The agency compares its share in the risk-based sample to its share in true positives detected by the model. If there is a difference of more than 10 percentage points, the test is failed.

In [None]:
"""
Runs the second step of the agency's own fairness evaluation 
"""
def run_fk_test_2(table:pd.DataFrame,column) : 

    unique_values = table[column].unique()

    results_dict = {
        "category":[],
        "class":[],
        "percentage_algorithm":[],
        "percentage_mistakes_algorithm":[],
        "percentage_difference":[],
        "pass_fail":[]
    }

    for category in unique_values : 

        # Restrict to algorithm sample 
        algorithm_sample = table[table["Selection Method"] != "Random"]

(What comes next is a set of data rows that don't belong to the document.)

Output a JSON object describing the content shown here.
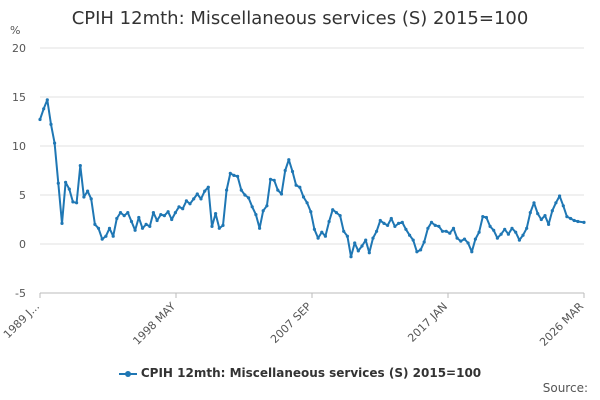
{
  "chart_data": {
    "type": "line",
    "title": "CPIH 12mth: Miscellaneous services (S) 2015=100",
    "ylabel": "%",
    "ylim": [
      -5,
      20
    ],
    "yticks": [
      -5,
      0,
      5,
      10,
      15,
      20
    ],
    "xlim": [
      "1989 JAN",
      "2026 MAR"
    ],
    "xtick_labels": [
      "1989 J...",
      "1998 MAY",
      "2007 SEP",
      "2017 JAN",
      "2026 MAR"
    ],
    "grid": "horizontal",
    "legend_position": "bottom",
    "series": [
      {
        "name": "CPIH 12mth: Miscellaneous services (S) 2015=100",
        "color": "#1f77b4",
        "points": [
          [
            "1989-01",
            12.7
          ],
          [
            "1989-04",
            13.8
          ],
          [
            "1989-07",
            14.7
          ],
          [
            "1989-10",
            12.2
          ],
          [
            "1990-01",
            10.3
          ],
          [
            "1990-04",
            6.2
          ],
          [
            "1990-07",
            2.1
          ],
          [
            "1990-10",
            6.3
          ],
          [
            "1991-01",
            5.6
          ],
          [
            "1991-04",
            4.3
          ],
          [
            "1991-07",
            4.2
          ],
          [
            "1991-10",
            8.0
          ],
          [
            "1992-01",
            4.8
          ],
          [
            "1992-04",
            5.4
          ],
          [
            "1992-07",
            4.6
          ],
          [
            "1992-10",
            2.0
          ],
          [
            "1993-01",
            1.6
          ],
          [
            "1993-04",
            0.5
          ],
          [
            "1993-07",
            0.8
          ],
          [
            "1993-10",
            1.6
          ],
          [
            "1994-01",
            0.8
          ],
          [
            "1994-04",
            2.6
          ],
          [
            "1994-07",
            3.2
          ],
          [
            "1994-10",
            2.9
          ],
          [
            "1995-01",
            3.2
          ],
          [
            "1995-04",
            2.3
          ],
          [
            "1995-07",
            1.4
          ],
          [
            "1995-10",
            2.7
          ],
          [
            "1996-01",
            1.6
          ],
          [
            "1996-04",
            2.0
          ],
          [
            "1996-07",
            1.8
          ],
          [
            "1996-10",
            3.2
          ],
          [
            "1997-01",
            2.4
          ],
          [
            "1997-04",
            3.0
          ],
          [
            "1997-07",
            2.9
          ],
          [
            "1997-10",
            3.3
          ],
          [
            "1998-01",
            2.5
          ],
          [
            "1998-04",
            3.2
          ],
          [
            "1998-07",
            3.8
          ],
          [
            "1998-10",
            3.6
          ],
          [
            "1999-01",
            4.4
          ],
          [
            "1999-04",
            4.1
          ],
          [
            "1999-07",
            4.6
          ],
          [
            "1999-10",
            5.1
          ],
          [
            "2000-01",
            4.6
          ],
          [
            "2000-04",
            5.4
          ],
          [
            "2000-07",
            5.8
          ],
          [
            "2000-10",
            1.8
          ],
          [
            "2001-01",
            3.1
          ],
          [
            "2001-04",
            1.6
          ],
          [
            "2001-07",
            1.9
          ],
          [
            "2001-10",
            5.5
          ],
          [
            "2002-01",
            7.2
          ],
          [
            "2002-04",
            7.0
          ],
          [
            "2002-07",
            6.9
          ],
          [
            "2002-10",
            5.5
          ],
          [
            "2003-01",
            5.0
          ],
          [
            "2003-04",
            4.7
          ],
          [
            "2003-07",
            3.8
          ],
          [
            "2003-10",
            3.0
          ],
          [
            "2004-01",
            1.6
          ],
          [
            "2004-04",
            3.4
          ],
          [
            "2004-07",
            3.9
          ],
          [
            "2004-10",
            6.6
          ],
          [
            "2005-01",
            6.5
          ],
          [
            "2005-04",
            5.5
          ],
          [
            "2005-07",
            5.1
          ],
          [
            "2005-10",
            7.5
          ],
          [
            "2006-01",
            8.6
          ],
          [
            "2006-04",
            7.4
          ],
          [
            "2006-07",
            6.0
          ],
          [
            "2006-10",
            5.8
          ],
          [
            "2007-01",
            4.8
          ],
          [
            "2007-04",
            4.2
          ],
          [
            "2007-07",
            3.3
          ],
          [
            "2007-10",
            1.5
          ],
          [
            "2008-01",
            0.6
          ],
          [
            "2008-04",
            1.2
          ],
          [
            "2008-07",
            0.8
          ],
          [
            "2008-10",
            2.3
          ],
          [
            "2009-01",
            3.5
          ],
          [
            "2009-04",
            3.2
          ],
          [
            "2009-07",
            2.9
          ],
          [
            "2009-10",
            1.3
          ],
          [
            "2010-01",
            0.8
          ],
          [
            "2010-04",
            -1.3
          ],
          [
            "2010-07",
            0.1
          ],
          [
            "2010-10",
            -0.7
          ],
          [
            "2011-01",
            -0.2
          ],
          [
            "2011-04",
            0.4
          ],
          [
            "2011-07",
            -0.9
          ],
          [
            "2011-10",
            0.6
          ],
          [
            "2012-01",
            1.3
          ],
          [
            "2012-04",
            2.4
          ],
          [
            "2012-07",
            2.1
          ],
          [
            "2012-10",
            1.9
          ],
          [
            "2013-01",
            2.6
          ],
          [
            "2013-04",
            1.8
          ],
          [
            "2013-07",
            2.1
          ],
          [
            "2013-10",
            2.2
          ],
          [
            "2014-01",
            1.5
          ],
          [
            "2014-04",
            0.9
          ],
          [
            "2014-07",
            0.4
          ],
          [
            "2014-10",
            -0.8
          ],
          [
            "2015-01",
            -0.6
          ],
          [
            "2015-04",
            0.2
          ],
          [
            "2015-07",
            1.6
          ],
          [
            "2015-10",
            2.2
          ],
          [
            "2016-01",
            1.9
          ],
          [
            "2016-04",
            1.8
          ],
          [
            "2016-07",
            1.3
          ],
          [
            "2016-10",
            1.3
          ],
          [
            "2017-01",
            1.1
          ],
          [
            "2017-04",
            1.6
          ],
          [
            "2017-07",
            0.6
          ],
          [
            "2017-10",
            0.3
          ],
          [
            "2018-01",
            0.5
          ],
          [
            "2018-04",
            0.1
          ],
          [
            "2018-07",
            -0.8
          ],
          [
            "2018-10",
            0.5
          ],
          [
            "2019-01",
            1.2
          ],
          [
            "2019-04",
            2.8
          ],
          [
            "2019-07",
            2.7
          ],
          [
            "2019-10",
            1.8
          ],
          [
            "2020-01",
            1.4
          ],
          [
            "2020-04",
            0.6
          ],
          [
            "2020-07",
            1.0
          ],
          [
            "2020-10",
            1.5
          ],
          [
            "2021-01",
            1.0
          ],
          [
            "2021-04",
            1.6
          ],
          [
            "2021-07",
            1.2
          ],
          [
            "2021-10",
            0.4
          ],
          [
            "2022-01",
            0.9
          ],
          [
            "2022-04",
            1.6
          ],
          [
            "2022-07",
            3.2
          ],
          [
            "2022-10",
            4.2
          ],
          [
            "2023-01",
            3.1
          ],
          [
            "2023-04",
            2.5
          ],
          [
            "2023-07",
            2.9
          ],
          [
            "2023-10",
            2.0
          ],
          [
            "2024-01",
            3.4
          ],
          [
            "2024-04",
            4.2
          ],
          [
            "2024-07",
            4.9
          ],
          [
            "2024-10",
            3.9
          ],
          [
            "2025-01",
            2.8
          ],
          [
            "2025-04",
            2.6
          ],
          [
            "2025-07",
            2.4
          ],
          [
            "2025-10",
            2.3
          ],
          [
            "2026-03",
            2.2
          ]
        ]
      }
    ]
  },
  "legend": {
    "label": "CPIH 12mth: Miscellaneous services (S) 2015=100"
  },
  "source": "Source:"
}
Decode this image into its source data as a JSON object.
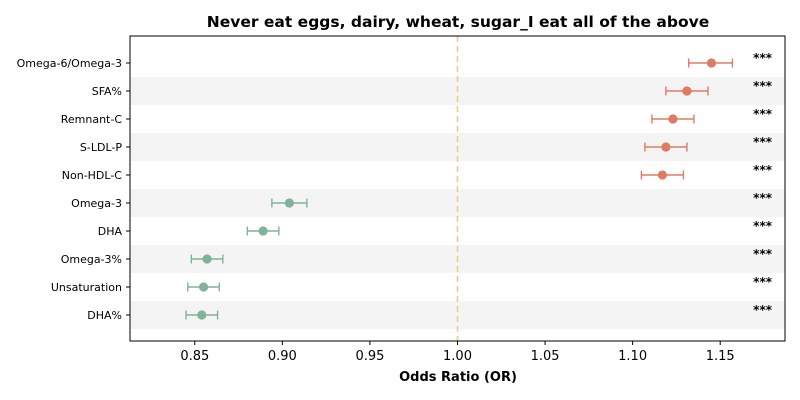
{
  "chart_data": {
    "type": "scatter",
    "subtype": "forest-plot",
    "title": "Never eat eggs, dairy, wheat, sugar_I eat all of the above",
    "xlabel": "Odds Ratio (OR)",
    "ylabel": "",
    "xlim": [
      0.813,
      1.187
    ],
    "xticks": [
      "0.85",
      "0.90",
      "0.95",
      "1.00",
      "1.05",
      "1.10",
      "1.15"
    ],
    "reference_line": {
      "x": 1.0,
      "style": "dashed",
      "color": "#f2c986"
    },
    "row_banding": true,
    "grid": false,
    "colors": {
      "increase": "#e07b63",
      "decrease": "#7fb39a",
      "band": "#f4f4f4"
    },
    "categories": [
      "Omega-6/Omega-3",
      "SFA%",
      "Remnant-C",
      "S-LDL-P",
      "Non-HDL-C",
      "Omega-3",
      "DHA",
      "Omega-3%",
      "Unsaturation",
      "DHA%"
    ],
    "or": [
      1.145,
      1.131,
      1.123,
      1.119,
      1.117,
      0.904,
      0.889,
      0.857,
      0.855,
      0.854
    ],
    "ci_low": [
      1.132,
      1.119,
      1.111,
      1.107,
      1.105,
      0.894,
      0.88,
      0.848,
      0.846,
      0.845
    ],
    "ci_high": [
      1.157,
      1.143,
      1.135,
      1.131,
      1.129,
      0.914,
      0.898,
      0.866,
      0.864,
      0.863
    ],
    "significance": [
      "***",
      "***",
      "***",
      "***",
      "***",
      "***",
      "***",
      "***",
      "***",
      "***"
    ]
  }
}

        # Get the number of people from the class in that sample 
        n_class_algo = len(algorithm_sample[algorithm_sample[column] == category])
        
        # Create dataframe containing only people flagged by the algorithm who made a mistake and get the number 
        errors_algo = algorithm_sample[algorithm_sample["Result"] != "No Errors Found"]
        n_errors_class = len(errors_algo[errors_algo[column] == category])

        # Proportion of class in the algo sample 
        prop_class_algo = round((n_class_algo / len(algorithm_sample)) * 100,2)

        # Proportion of class in errors in the algo sample 
        prop_class_errors = round((n_errors_class / len(errors_algo)) * 100,2)

        results_dict['category'].append(column)
        results_dict['class'].append(category)
        results_dict['percentage_algorithm'].append(prop_class_algo)
        results_dict['percentage_mistakes_algorithm'].append(prop_class_errors)
        results_dict['percentage_difference'].append(round(prop_class_errors - prop_class_algo,2))

        pass_test = True 
        
        # Check if the proportion of a class in people flagged by the algorithm vs mistakes detected by algorithm is greater than ten
        if abs(prop_class_algo - prop_class_errors) >= 10 : 
            pass_test = False 
        
        results_dict['pass_fail'].append(pass_test)

    return pd.DataFrame(results_dict)

results_dfs = []

for category, table in tables.items() : 

    category_name = table.columns[-1]

    df = run_fk_test_2(table,category_name)

    results_dfs.append(df)

final_df = pd.concat(results_dfs)

final_df.reset_index(inplace=True)
final_df.drop(columns=["index"],inplace=True)

final_df.to_excel("results/fk_results_step_2.xlsx")

final_df

Unnamed: 0,category,class,percentage_algorithm,percentage_mistakes_algorithm,percentage_difference,pass_fail
0,Gender,M,32.49,34.31,1.82,True
1,Gender,K,67.51,65.69,-1.82,True
2,Income Level,Low Income,50.83,52.96,2.13,True
3,Income Level,High Income,49.17,47.04,-2.13,True
4,Education Level,Low Education,78.57,81.23,2.66,True
5,Education Level,High Education,21.43,18.77,-2.66,True
6,Foreign Background,0,56.87,52.44,-4.43,True
7,Foreign Background,1,43.13,47.56,4.43,True